Alternatively, use the environment.yml with anaconda.

Rerun experiments from FlowFrontNet paper:

  1. Download the data and checkpoints from here: https://figshare.com/s/dde2f78958173c23aee4. There are two big Zip files: SensorToDryspot, SensorToFlowFront. To recreate the experiments from the paper, we need both.

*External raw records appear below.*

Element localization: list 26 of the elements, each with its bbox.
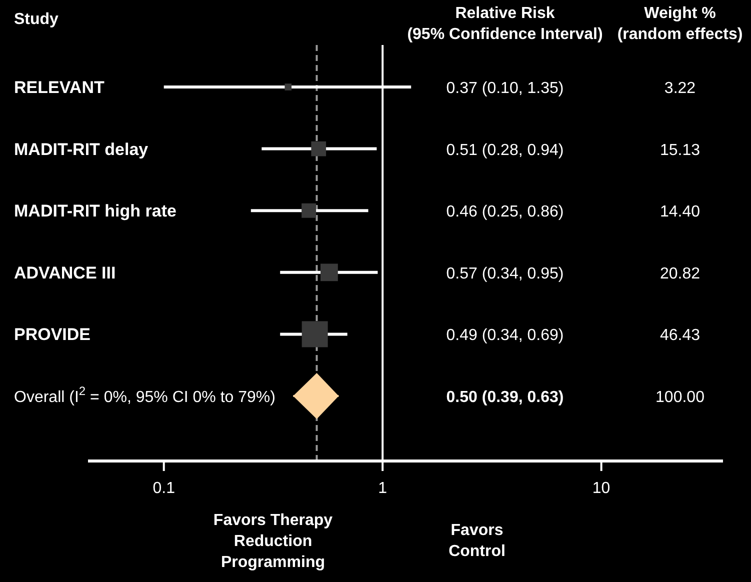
text: Favors Control <box>448 522 506 560</box>
text: Relative Risk (95% Confidence Interval) <box>407 5 603 43</box>
annotation: 3.22 <box>664 80 696 97</box>
annotation: 14.40 <box>660 204 700 221</box>
x-tick-label: 0.1 <box>152 480 176 497</box>
annotation: 100.00 <box>656 389 705 406</box>
annotation: 0.50 (0.39, 0.63) <box>446 389 564 406</box>
annotation: 0.46 (0.25, 0.86) <box>446 204 564 221</box>
y-tick-label: PROVIDE <box>14 325 91 344</box>
x-tick-label: 10 <box>592 480 610 497</box>
annotation: 15.13 <box>660 142 700 159</box>
annotation: 0.49 (0.34, 0.69) <box>446 327 564 344</box>
y-tick-label: Overall (I$^{2}$ = 0%, 95% CI 0% to 79%) <box>14 384 276 406</box>
annotation: 20.82 <box>660 265 700 282</box>
annotation: 0.37 (0.10, 1.35) <box>446 80 564 97</box>
y-tick-label: MADIT-RIT high rate <box>14 202 176 221</box>
annotation: 0.51 (0.28, 0.94) <box>446 142 564 159</box>
text: Favors Therapy Reduction Programming <box>213 512 333 571</box>
x-tick-label: 1 <box>378 480 388 497</box>
y-axis-title: Study <box>14 11 59 28</box>
annotation: 46.43 <box>660 327 700 344</box>
annotation: 0.57 (0.34, 0.95) <box>446 265 564 282</box>
text: Weight % (random effects) <box>617 5 743 43</box>
y-tick-label: MADIT-RIT delay <box>14 140 149 159</box>
y-tick-label: RELEVANT <box>14 78 105 97</box>
y-tick-label: ADVANCE III <box>14 263 116 282</box>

    • The SensorToDryspot dataset can be used for:
      • Feedforward baseline
      • Finetuning FlowFrontNet with a pretrained Deconv / Conv
    • The SensorToFlowFront dataset can be used to train the Deconv / Conv Network to produce FlowFrontImages
  2. Unzip those files in a certain data_path: SensorToFlowFront and SensorToDrySpot

  3. Start Trainings:

    • Start the following script for 1140 sensors to flowfront:
      python3 -u ModelTrainerScripts.model_trainer_sensor_1140_to_flow.py --demo data_path/SensorToFlowFront

    • To use the fine-tuned model for binary classification:
      python3 -u ModelTrainerScripts.model_trainer_sensor_1140_to_dryspot.py --demo data_path/SensorToDrySpot --checkpoint_path checkpoint_path

    • For the baseline, run:
      python3 -u ModelTrainerScripts.model_trainer_sensor_1140_dryspot_end_to_end_dense.py --demo data_path/SensorToDrySpot

  4. Evaluation:

    • Start the following script for 1140 sensors to flowfront:
      python3 -u ModelTrainerScripts.model_trainer_sensor_1140_to_flow.py --demo data_path/SensorToFlowFront--eval eval_output_path --checkpoint_path checkpoint_path

    • To use the fine-tuned model for binary classification:
      python3 -u ModelTrainerScripts.model_trainer_sensor_1140_to_dryspot.py --demo data_path/SensorToDrySpot --eval eval_output_path --checkpoint_path checkpoint_path

    • For the baseline, run:
      python3 -u ModelTrainerScripts.model_trainer_sensor_1140_dryspot_end_to_end_dense.py --demo data_path/SensorToDrySpot --eval eval_output_path --checkpoint_path checkpoint_path

Caution: New Folders with logs, tensorboard files etc. will be created in the directory of the Datasets, corresponding to the task: SensorToFlowFront or SensorToDryspot. For the trainings and evaluations with 80 and 20 sensors use the respective ModelTrainerScripts.model_trainer_sensor_*_... scripts.